Ubiquitous cameras, together with ever increasing computing resources, are dramatically changing the nature of visual data and their analysis. Cities are adopting networked camera systems for policing and intelligent resource allocation, and individuals are recording their lives using wearable devices. For these camera systems to become truly smart and useful for people, it is crucial that they understand interesting objects in the scene and detect ongoing activities/events, while jointly considering continuous 24/7 videos from multiple sources. Such object-level and activity-level awareness in hospitals, elderly homes, and public places would provide assistive and quality-of-life technology for disabled and elderly people, provide intelligent surveillance systems to prevent crimes, and allow smart usage of environmental resources. This project will investigate novel computer vision algorithms that combine 1st-person videos (from wearable cameras) and 3rd-person videos (from static environmental cameras) for joint recognition of humans, objects, and their interactions. The key idea is to combine the two views' complementary and unique advantages for joint visual scene understanding. To this end, it will create a new dataset, and develop new algorithms that learn to recognize objects jointly across the views, learn human-object and human-human relationships through the two views, and anonymize the videos to preserve users' privacies. The project will provide new algorithms that have the potential to benefit applications in smart environments, security, and quality-of-life assistive technologies. The project will also perform complementary educational and outreach activities that engage students in research and STEM.

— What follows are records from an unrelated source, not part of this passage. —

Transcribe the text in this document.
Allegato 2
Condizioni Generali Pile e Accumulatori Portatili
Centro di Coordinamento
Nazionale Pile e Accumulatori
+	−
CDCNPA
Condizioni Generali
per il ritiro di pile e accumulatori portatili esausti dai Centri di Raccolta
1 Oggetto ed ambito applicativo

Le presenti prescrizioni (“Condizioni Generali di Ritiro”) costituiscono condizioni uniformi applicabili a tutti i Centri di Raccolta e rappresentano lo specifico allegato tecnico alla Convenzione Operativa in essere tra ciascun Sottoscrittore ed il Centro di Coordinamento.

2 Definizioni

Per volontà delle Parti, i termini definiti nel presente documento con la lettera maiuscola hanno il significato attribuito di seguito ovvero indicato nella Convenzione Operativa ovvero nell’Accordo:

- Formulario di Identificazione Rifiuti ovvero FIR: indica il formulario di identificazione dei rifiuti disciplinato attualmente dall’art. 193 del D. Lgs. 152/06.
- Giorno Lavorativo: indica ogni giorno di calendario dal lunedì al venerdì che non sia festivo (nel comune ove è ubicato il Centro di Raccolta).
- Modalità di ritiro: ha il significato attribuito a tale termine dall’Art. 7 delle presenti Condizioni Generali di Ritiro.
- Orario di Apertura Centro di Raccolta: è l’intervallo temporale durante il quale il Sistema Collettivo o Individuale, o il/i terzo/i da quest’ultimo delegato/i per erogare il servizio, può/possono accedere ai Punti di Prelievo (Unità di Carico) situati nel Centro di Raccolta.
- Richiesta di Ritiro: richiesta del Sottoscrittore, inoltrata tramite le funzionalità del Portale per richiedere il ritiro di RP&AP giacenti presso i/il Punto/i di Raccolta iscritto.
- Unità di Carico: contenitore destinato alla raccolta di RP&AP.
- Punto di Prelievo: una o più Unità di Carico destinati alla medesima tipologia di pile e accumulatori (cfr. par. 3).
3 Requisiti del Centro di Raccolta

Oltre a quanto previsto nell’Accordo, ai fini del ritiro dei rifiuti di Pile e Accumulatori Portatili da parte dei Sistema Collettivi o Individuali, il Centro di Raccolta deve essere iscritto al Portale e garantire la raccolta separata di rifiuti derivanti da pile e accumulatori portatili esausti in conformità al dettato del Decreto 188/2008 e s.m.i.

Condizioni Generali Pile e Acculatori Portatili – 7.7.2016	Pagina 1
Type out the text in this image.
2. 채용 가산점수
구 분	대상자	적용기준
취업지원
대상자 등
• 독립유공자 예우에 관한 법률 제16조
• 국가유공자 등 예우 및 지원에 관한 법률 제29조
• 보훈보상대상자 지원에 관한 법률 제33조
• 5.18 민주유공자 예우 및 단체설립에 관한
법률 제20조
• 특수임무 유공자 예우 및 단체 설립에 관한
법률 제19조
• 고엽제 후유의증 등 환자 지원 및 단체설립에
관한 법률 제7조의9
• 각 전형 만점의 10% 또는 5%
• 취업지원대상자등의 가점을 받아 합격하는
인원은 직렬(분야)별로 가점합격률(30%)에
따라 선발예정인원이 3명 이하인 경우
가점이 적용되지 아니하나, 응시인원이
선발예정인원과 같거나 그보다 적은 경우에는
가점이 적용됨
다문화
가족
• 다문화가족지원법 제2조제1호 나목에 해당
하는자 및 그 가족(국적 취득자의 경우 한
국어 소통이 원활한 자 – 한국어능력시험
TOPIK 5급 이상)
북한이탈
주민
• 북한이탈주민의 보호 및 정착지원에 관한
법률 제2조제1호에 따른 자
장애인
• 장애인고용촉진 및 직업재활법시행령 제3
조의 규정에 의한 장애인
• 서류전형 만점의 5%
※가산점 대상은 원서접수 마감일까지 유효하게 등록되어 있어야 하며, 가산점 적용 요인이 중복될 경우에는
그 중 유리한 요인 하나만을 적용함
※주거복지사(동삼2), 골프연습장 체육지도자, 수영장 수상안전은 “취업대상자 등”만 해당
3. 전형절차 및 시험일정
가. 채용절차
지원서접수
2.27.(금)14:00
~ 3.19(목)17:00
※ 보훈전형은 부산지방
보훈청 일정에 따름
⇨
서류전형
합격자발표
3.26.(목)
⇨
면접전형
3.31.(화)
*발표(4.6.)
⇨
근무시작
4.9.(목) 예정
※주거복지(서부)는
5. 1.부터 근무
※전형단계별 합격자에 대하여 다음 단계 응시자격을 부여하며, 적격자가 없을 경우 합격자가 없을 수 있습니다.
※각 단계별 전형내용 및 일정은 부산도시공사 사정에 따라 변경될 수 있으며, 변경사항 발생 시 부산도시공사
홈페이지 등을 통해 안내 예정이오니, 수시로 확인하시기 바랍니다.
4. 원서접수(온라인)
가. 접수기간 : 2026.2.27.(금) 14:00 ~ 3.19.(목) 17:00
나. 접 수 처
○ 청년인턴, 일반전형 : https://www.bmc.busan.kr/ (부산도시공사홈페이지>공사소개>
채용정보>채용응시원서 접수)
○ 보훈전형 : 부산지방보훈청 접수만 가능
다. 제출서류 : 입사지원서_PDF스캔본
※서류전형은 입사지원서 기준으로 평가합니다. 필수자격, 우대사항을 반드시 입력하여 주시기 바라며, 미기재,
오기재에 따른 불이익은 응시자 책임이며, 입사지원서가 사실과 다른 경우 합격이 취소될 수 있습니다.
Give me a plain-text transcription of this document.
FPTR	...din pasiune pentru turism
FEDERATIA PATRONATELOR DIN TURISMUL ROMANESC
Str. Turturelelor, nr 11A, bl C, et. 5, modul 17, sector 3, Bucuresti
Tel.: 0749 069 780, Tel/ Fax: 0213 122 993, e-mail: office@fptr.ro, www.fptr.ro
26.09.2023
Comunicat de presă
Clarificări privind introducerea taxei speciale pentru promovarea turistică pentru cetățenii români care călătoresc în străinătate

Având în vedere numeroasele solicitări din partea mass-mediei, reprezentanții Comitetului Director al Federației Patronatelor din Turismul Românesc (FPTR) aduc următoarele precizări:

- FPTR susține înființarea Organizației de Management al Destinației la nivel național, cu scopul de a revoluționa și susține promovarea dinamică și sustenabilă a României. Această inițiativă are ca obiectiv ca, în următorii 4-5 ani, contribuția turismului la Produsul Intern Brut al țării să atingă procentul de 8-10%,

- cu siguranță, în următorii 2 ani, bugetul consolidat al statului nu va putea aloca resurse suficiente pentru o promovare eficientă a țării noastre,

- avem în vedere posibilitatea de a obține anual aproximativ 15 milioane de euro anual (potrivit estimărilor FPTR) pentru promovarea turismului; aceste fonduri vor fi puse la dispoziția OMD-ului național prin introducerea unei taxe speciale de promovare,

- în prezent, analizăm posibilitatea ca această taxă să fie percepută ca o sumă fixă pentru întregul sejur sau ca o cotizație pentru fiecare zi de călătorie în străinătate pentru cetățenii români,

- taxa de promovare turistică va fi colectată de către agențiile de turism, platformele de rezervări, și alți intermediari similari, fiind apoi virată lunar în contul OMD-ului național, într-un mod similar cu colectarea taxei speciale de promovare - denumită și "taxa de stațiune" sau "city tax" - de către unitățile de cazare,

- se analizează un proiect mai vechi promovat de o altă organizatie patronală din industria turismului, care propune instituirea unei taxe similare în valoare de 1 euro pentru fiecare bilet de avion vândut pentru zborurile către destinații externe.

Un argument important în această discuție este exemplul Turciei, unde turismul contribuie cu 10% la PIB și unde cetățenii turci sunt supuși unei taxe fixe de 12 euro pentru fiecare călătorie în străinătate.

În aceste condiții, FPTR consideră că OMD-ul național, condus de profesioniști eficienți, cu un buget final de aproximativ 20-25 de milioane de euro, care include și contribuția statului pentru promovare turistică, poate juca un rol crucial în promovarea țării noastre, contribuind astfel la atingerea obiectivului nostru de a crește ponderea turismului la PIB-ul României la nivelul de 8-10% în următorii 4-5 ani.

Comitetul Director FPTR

This project will develop novel algorithms that learn from joint 1st-person videos (from wearable cameras) and 3rd-person videos (from static environmental cameras) for joint recognition of humans, objects, and their interactions. The 1st-person view is ideal for object recognition, while the 3rd-person view is ideal for human activity recognition. Thus, this project will investigate unique solutions to challenging problems that would otherwise be difficult to overcome when analyzing each viewpoint in isolation. The main research directions will be: (1) creating a benchmark 1st-person and 3rd-person video dataset to investigate this new problem; and developing algorithms that (2) learn to establish object and human correspondences between the two views; (3) learn object-action relationships across the views; and (4) anonymize the visual data for privacy-preserving visual recognition.
This award reflects NSF's statutory mission and has been deemed worthy of support through evaluation using the Foundation's intellectual merit and broader impacts review criteria.